The announcer was just relaying the report of the engine status at liftoff, he wasn’t making his own estimate. Maybe their definition of nominal is as broad as what they call success. There will be a lot to sort out in any case.
No one in their right mind could watch that and think hey maybe I should get in that and fly! Embarrassing that we are what a decade into this and still hoping to hit 1960s level competence.
Tax the rich, refund NASA and lfg.
lots of silly geese out there don’t really process that huge leaps in science and technology are hard and iterative or how test programs work for this stuff. only difference is this program is happening in public view, which is pretty neat imo.
and of course nobody is going to “get in that and fly” until the test program has completed and all the necessary and relevant safety demonstrations have been done. but, that launch would have been easily survivable with an abort system which it’ll need (and need to be tested) before the first test pilots give it a ride.
- 3 astronauts were burned alive during the Apollo 1 test in 1967.
- The contract with NASA to develop Starship for Artemis is only 2 years old!
My takeaway is Musk already lives on a different world than I do.
One tidbit is that the AFTS apparently triggered 40 seconds before the rocket actually blew up, which is pretty alarming. Probably an easy fix, but a much bigger concern than nuking the launch pad.
The running theory on the SpaceX subreddits is the FTS worked and punched holes in the tanks but the booster was strong enough that it took that extra 40 seconds for the structure to fail. Like you said it should be easy to fix (moar explosives!!) but maybe they’ll do some testing and blow up some tanks on the ground.

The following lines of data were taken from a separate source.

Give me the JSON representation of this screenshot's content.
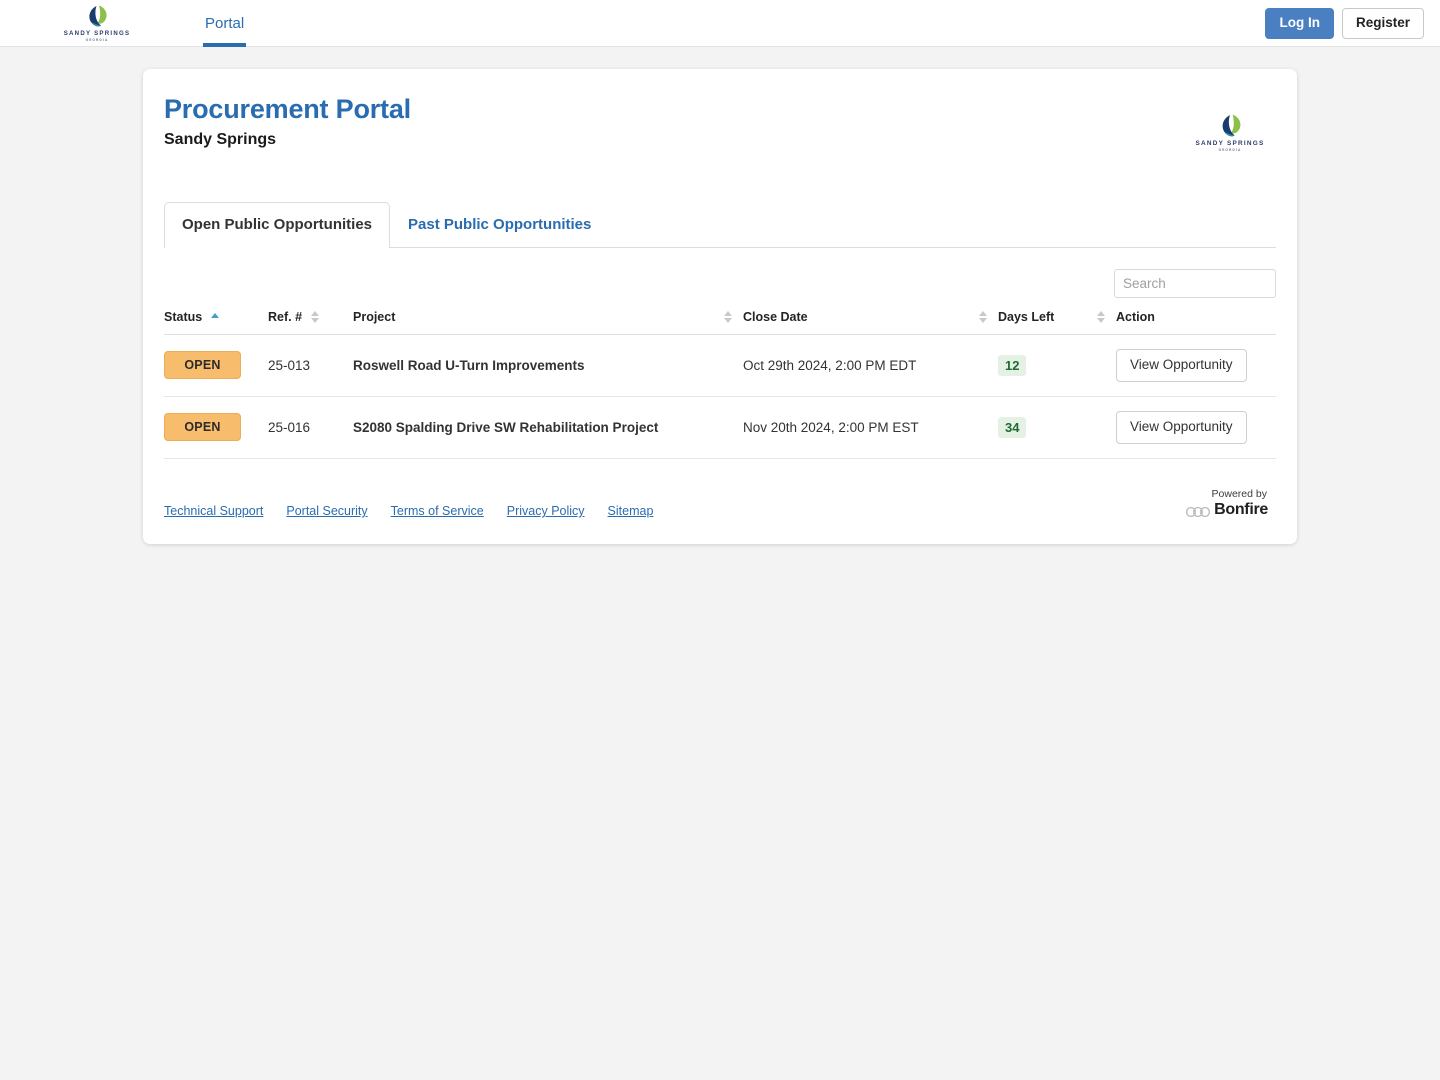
{
  "navbar": {
    "logo": {
      "icon": "sandy-springs-leaf-logo",
      "wordmark": "SANDY SPRINGS",
      "submark": "GEORGIA"
    },
    "links": [
      {
        "label": "Portal",
        "active": true
      }
    ],
    "login_label": "Log In",
    "register_label": "Register"
  },
  "header": {
    "title": "Procurement Portal",
    "subtitle": "Sandy Springs",
    "logo": {
      "icon": "sandy-springs-leaf-logo",
      "wordmark": "SANDY SPRINGS",
      "submark": "GEORGIA"
    }
  },
  "tabs": [
    {
      "label": "Open Public Opportunities",
      "active": true
    },
    {
      "label": "Past Public Opportunities",
      "active": false
    }
  ],
  "search": {
    "placeholder": "Search",
    "value": ""
  },
  "table": {
    "columns": [
      {
        "label": "Status",
        "sortable": true,
        "sort": "asc"
      },
      {
        "label": "Ref. #",
        "sortable": true,
        "sort": "none"
      },
      {
        "label": "Project",
        "sortable": true,
        "sort": "none"
      },
      {
        "label": "Close Date",
        "sortable": true,
        "sort": "none"
      },
      {
        "label": "Days Left",
        "sortable": true,
        "sort": "none"
      },
      {
        "label": "Action",
        "sortable": false,
        "sort": "none"
      }
    ],
    "rows": [
      {
        "status": "OPEN",
        "ref": "25-013",
        "project": "Roswell Road U-Turn Improvements",
        "close_date": "Oct 29th 2024, 2:00 PM EDT",
        "days_left": "12",
        "action_label": "View Opportunity"
      },
      {
        "status": "OPEN",
        "ref": "25-016",
        "project": "S2080 Spalding Drive SW Rehabilitation Project",
        "close_date": "Nov 20th 2024, 2:00 PM EST",
        "days_left": "34",
        "action_label": "View Opportunity"
      }
    ]
  },
  "footer": {
    "links": [
      {
        "label": "Technical Support"
      },
      {
        "label": "Portal Security"
      },
      {
        "label": "Terms of Service"
      },
      {
        "label": "Privacy Policy"
      },
      {
        "label": "Sitemap"
      }
    ],
    "powered_by_label": "Powered by",
    "powered_by_brand": "Bonfire",
    "powered_by_icon": "binoculars-icon"
  },
  "colors": {
    "accent_blue": "#2a6cb0",
    "login_button": "#4a7fc1",
    "status_open_bg": "#f7bd6d",
    "days_left_bg": "#e6f1e6",
    "days_left_text": "#1f6b32",
    "page_bg": "#f3f3f3"
  }
}
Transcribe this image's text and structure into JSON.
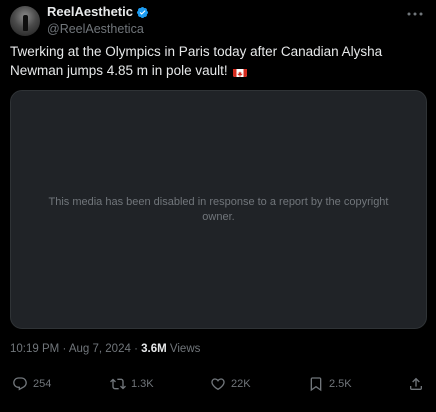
{
  "author": {
    "display_name": "ReelAesthetic",
    "handle": "@ReelAesthetica",
    "verified_icon": "verified-badge-icon",
    "avatar_icon": "profile-avatar"
  },
  "tweet": {
    "text": "Twerking at the Olympics in Paris today after Canadian Alysha Newman jumps 4.85 m in pole vault! ",
    "flag_icon": "canada-flag-icon"
  },
  "media": {
    "message": "This media has been disabled in response to a report by the copyright owner."
  },
  "meta": {
    "time": "10:19 PM",
    "separator": "·",
    "date": "Aug 7, 2024",
    "views_count": "3.6M",
    "views_label": "Views"
  },
  "actions": {
    "replies": "254",
    "reposts": "1.3K",
    "likes": "22K",
    "bookmarks": "2.5K"
  },
  "colors": {
    "background": "#000000",
    "primary_text": "#e7e9ea",
    "secondary_text": "#71767b",
    "verified_blue": "#1d9bf0",
    "media_background": "#202327"
  }
}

The purpose of the FTS is to render the rocket engines “nonpropulsive”, not necessarily to blow them to bits or whatever. From what I’ve seen the explosive charges were initiated and punched through the case into the propellant tanks but the holes weren’t big enough to quickly depressurize the tanks.
From pictures, they appear to use small shaped charges. Maybe conical shaped charges. A single one of these would make a pretty small hole but maybe they have multiple charges in the square package you can see in the pics, idk. The total weight of explosive is not that much. They might be able to just add a second set of what they’re using or go to linear charges to open bigger holes.
Testing and qualifying a change is not trivial. My guess is it would have taken months on STS but idk about these newfangled space companies.
Testing is underway for the water cooled steel plate “showerhead” system to go under the orbital launch mount to avoid flinging concrete all over the place on the next Starship orbital launch attempt, it seems to be working as planned.
https://twitter.com/SpaceX/status/1659599720761950208
If they had high confidence in this approach, they should have installed it on the pad before the last launch. Elon saying it wouldn’t have been ready in time, but after blasting away the concrete pad, oh, we can have this new system ready for a launch in a month or two, doesn’t make a lot of sense. Why not play it safe in the first place? There’s no guarantee now that the government will allow a quick turnaround. I wouldn’t.